Before the coronavirus changed our lives, Indiana already had serious health challenges. This year, we can expect to lose more than 13,000 of our fellow Hoosiers to cancer. We are among the ten states in the country with the worst cancer mortality rates and we are also above the national average of cases for a variety of cancers, including kidney, lung, and cervical cancer. As COVID-19 has dominated our news and attention, cancer continues to be a pervasive, albeit sometimes less visible, killer – and has been for far too long.
We now must consider that the coronavirus is going to worsen that threat. A reputable health data firm found that the number of pap smears, mammograms, and colonoscopies were down significantly during the height of quarantine. This is distressing because we know that if cancer is detected early, the five-year survival rate is excellent. But if it is not found before it has spread, only one of five patients will live to see that five-year mark. If we are not screening for cancer early, more people die.
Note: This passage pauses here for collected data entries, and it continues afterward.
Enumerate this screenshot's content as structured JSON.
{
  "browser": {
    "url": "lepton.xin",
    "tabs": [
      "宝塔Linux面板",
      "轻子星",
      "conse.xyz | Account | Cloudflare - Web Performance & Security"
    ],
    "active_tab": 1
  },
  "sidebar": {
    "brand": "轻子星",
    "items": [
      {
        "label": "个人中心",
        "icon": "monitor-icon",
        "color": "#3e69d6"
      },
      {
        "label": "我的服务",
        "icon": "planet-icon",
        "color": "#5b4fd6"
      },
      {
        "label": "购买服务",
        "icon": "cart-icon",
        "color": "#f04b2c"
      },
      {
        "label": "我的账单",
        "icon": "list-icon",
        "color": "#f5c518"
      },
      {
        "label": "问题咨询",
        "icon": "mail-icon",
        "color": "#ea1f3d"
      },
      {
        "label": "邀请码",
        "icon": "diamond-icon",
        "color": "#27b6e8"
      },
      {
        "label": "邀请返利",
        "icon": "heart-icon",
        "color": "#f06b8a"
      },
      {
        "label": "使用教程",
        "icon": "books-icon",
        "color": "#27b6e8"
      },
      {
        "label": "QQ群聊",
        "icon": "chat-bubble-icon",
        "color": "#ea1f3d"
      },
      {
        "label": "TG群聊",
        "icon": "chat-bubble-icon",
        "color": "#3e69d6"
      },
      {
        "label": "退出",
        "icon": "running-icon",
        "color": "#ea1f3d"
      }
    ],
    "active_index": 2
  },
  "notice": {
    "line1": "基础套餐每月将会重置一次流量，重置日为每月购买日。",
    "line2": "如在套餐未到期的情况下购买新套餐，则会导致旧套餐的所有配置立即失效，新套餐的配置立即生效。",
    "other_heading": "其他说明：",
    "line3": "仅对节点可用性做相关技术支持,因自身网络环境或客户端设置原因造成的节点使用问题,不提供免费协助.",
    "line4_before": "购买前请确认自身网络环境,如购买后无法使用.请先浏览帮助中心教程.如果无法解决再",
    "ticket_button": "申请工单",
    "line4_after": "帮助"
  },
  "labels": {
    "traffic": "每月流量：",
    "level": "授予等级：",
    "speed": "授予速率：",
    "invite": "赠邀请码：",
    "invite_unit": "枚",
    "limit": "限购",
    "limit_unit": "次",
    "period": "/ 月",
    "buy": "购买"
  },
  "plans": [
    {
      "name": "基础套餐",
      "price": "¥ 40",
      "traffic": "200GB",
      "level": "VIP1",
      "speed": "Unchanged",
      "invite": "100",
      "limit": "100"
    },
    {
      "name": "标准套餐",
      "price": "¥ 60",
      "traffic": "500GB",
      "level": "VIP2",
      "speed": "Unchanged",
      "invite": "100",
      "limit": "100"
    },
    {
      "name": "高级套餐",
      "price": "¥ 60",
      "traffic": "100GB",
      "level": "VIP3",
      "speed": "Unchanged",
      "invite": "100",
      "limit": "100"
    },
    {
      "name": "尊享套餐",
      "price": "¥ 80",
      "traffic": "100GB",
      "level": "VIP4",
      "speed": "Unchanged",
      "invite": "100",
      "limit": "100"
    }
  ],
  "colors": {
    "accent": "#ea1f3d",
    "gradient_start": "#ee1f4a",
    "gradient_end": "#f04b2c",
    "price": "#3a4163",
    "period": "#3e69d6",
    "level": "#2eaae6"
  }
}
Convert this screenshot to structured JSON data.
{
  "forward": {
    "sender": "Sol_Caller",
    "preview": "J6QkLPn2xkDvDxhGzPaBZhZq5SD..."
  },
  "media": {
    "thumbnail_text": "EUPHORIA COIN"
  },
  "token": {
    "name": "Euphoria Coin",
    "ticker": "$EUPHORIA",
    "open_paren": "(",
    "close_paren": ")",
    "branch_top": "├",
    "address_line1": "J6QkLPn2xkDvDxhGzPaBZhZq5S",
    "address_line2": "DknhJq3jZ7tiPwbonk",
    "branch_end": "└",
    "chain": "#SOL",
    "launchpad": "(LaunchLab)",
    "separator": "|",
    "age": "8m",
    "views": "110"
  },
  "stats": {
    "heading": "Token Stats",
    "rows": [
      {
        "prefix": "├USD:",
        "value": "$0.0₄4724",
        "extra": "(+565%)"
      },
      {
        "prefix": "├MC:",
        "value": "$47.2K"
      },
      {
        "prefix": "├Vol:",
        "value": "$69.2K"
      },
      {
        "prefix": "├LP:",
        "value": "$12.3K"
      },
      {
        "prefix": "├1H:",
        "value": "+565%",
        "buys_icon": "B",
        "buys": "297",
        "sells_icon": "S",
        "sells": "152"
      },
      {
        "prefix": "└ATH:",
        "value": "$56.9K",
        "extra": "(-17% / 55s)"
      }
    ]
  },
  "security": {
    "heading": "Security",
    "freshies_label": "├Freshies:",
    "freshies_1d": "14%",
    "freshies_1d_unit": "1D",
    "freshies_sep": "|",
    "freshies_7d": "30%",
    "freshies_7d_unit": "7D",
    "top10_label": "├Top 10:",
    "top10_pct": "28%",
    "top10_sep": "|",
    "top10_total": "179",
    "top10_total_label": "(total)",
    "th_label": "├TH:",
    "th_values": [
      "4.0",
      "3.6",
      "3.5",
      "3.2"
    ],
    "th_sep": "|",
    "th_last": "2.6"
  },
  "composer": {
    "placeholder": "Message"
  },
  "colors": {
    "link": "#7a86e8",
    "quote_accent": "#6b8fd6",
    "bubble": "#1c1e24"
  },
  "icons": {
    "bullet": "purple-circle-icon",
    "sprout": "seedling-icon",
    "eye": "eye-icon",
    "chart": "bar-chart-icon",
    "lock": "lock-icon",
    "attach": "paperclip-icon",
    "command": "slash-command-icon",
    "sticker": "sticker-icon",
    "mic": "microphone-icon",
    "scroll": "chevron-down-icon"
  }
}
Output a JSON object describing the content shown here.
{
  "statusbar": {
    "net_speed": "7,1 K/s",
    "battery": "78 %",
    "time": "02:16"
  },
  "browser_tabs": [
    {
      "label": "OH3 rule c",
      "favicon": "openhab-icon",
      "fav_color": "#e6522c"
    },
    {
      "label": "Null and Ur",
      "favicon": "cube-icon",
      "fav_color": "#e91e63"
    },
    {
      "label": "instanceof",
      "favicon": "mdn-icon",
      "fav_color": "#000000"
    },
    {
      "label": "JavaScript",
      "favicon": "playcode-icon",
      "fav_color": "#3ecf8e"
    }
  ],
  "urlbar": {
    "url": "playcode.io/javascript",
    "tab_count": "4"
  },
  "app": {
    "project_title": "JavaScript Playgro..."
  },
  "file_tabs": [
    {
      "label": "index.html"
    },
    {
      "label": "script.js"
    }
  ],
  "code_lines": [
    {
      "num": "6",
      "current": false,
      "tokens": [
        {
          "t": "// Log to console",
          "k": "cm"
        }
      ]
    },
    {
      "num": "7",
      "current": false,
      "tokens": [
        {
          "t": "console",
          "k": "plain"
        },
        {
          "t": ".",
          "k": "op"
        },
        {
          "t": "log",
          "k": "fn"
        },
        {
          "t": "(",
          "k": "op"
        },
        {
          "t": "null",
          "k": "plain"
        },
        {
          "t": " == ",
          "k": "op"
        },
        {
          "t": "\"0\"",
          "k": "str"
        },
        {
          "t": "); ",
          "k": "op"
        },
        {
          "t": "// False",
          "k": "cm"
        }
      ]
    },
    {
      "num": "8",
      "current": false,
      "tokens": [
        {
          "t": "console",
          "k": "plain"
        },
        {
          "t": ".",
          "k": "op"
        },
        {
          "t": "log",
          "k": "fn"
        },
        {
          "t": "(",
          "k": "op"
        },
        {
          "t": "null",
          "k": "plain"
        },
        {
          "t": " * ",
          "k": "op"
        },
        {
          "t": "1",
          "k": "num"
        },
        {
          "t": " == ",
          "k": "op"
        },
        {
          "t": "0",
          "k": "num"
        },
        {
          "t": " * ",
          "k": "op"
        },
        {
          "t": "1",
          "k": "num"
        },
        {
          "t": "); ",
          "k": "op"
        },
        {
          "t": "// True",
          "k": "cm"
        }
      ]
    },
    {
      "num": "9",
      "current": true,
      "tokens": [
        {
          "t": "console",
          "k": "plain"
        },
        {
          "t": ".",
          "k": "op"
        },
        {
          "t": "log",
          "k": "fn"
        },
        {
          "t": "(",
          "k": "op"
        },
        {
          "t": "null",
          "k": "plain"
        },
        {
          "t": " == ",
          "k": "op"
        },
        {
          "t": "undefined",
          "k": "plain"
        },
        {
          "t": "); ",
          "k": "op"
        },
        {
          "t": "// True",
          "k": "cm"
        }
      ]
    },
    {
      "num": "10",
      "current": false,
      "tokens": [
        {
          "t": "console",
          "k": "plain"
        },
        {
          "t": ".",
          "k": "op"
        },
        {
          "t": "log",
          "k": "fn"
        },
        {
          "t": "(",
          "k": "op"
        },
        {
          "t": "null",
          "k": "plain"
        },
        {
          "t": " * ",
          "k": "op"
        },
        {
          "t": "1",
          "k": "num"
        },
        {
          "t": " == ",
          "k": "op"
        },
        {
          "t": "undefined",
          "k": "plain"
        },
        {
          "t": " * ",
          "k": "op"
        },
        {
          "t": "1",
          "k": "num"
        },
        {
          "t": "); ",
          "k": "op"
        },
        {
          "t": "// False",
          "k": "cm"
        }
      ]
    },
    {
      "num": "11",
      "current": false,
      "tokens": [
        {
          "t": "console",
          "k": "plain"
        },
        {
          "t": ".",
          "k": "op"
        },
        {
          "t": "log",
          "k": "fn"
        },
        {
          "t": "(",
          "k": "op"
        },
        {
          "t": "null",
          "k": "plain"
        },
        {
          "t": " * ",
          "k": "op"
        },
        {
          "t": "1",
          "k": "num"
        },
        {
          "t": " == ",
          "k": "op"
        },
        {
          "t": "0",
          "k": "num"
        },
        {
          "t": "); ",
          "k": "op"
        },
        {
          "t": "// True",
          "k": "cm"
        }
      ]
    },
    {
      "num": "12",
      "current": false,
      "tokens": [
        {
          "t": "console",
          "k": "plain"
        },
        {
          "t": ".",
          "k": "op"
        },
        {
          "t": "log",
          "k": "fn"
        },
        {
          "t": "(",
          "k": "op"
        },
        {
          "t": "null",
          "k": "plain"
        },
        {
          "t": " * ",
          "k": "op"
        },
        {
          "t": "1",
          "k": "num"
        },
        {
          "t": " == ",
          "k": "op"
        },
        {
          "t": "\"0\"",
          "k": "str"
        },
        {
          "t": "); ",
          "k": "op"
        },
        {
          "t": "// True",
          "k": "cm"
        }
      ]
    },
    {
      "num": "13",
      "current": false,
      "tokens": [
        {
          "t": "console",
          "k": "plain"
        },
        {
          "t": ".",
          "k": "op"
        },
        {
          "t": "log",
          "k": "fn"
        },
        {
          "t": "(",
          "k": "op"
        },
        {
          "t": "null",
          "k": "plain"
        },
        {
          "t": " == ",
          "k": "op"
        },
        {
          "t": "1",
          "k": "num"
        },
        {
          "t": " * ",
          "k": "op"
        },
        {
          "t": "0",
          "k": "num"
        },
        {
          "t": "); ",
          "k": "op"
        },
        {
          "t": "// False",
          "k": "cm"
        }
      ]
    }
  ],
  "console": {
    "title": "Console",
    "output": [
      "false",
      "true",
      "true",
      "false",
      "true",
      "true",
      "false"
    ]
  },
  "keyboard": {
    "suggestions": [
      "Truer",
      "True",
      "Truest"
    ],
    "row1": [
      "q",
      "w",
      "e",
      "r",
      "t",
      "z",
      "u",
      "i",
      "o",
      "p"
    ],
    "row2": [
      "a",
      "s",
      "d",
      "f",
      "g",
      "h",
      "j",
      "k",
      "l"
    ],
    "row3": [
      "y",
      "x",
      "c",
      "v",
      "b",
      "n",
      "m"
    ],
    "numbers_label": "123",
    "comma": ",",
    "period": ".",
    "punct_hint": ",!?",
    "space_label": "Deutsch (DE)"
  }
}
But even with screenings in place, our death rate is still too high. There is a built-in barrier that impedes our efforts to successfully fight cancer. Of the more than 100 known cancer types, there are only five that have available screenings: breast, cervical, colorectal, prostate, and “high risk” lung cancer. More than three of every four cancer deaths in the United States are from variations of the disease that are not subject to these screenings, often because the technology does not exist or has not been proven effective. Indiana is feeling the consequences of this gap. Pancreatic, liver, and esophageal cancers – all of which lack screenings – are among the top ten causes of cancer-related deaths in our state.
As we look toward the future, we need to invest in our capability to improve detection of this terrible disease earlier so lives can be saved.
The good news is that there is forward momentum on this front, coming in the form of a new technology that utilizes our understanding of the human genome and data science to detect and analyze the unique signatures of cancer in our blood. With one blood draw, many different cancers can be detected, including many of those without screenings today. This would be a game-changing innovation, both in the ability to find more cancer earlier and in the ease and swiftness with which the test can be administered.
Right now, companies are getting encouraging results from some of the largest clinical trials we have ever seen in genomic medicine. When this technology eventually receives Food and Drug Administration approval, it seems obvious to agree that it should be widely available, especially to those who are most susceptible to cancer – older Americans. However, the government program that provides health insurance for millions of seniors is limited in the new preventative services, like breakthrough multi-cancer early detection screenings, that it can cover. Without action from Congress, it could take a decade or more for Medicare beneficiaries and their doctors to have access to these groundbreaking tests.
We spare no effort when it comes to fighting cancer in this state. Dozens of prominent businesses, government institutions, and non-profit organizations are all involved in the state’s comprehensive cancer control plan and those efforts are showing results in the form of a decline in cases. But too many of our friends and neighbors are still going to die too young because of limitations in the science of health screening. That science may be on the verge of evolving and we should be getting ready now to make these tools accessible to Hoosiers as soon as they’re proven safe and effective.
Jim Merritt is a former State Senator in the Indiana General Assembly.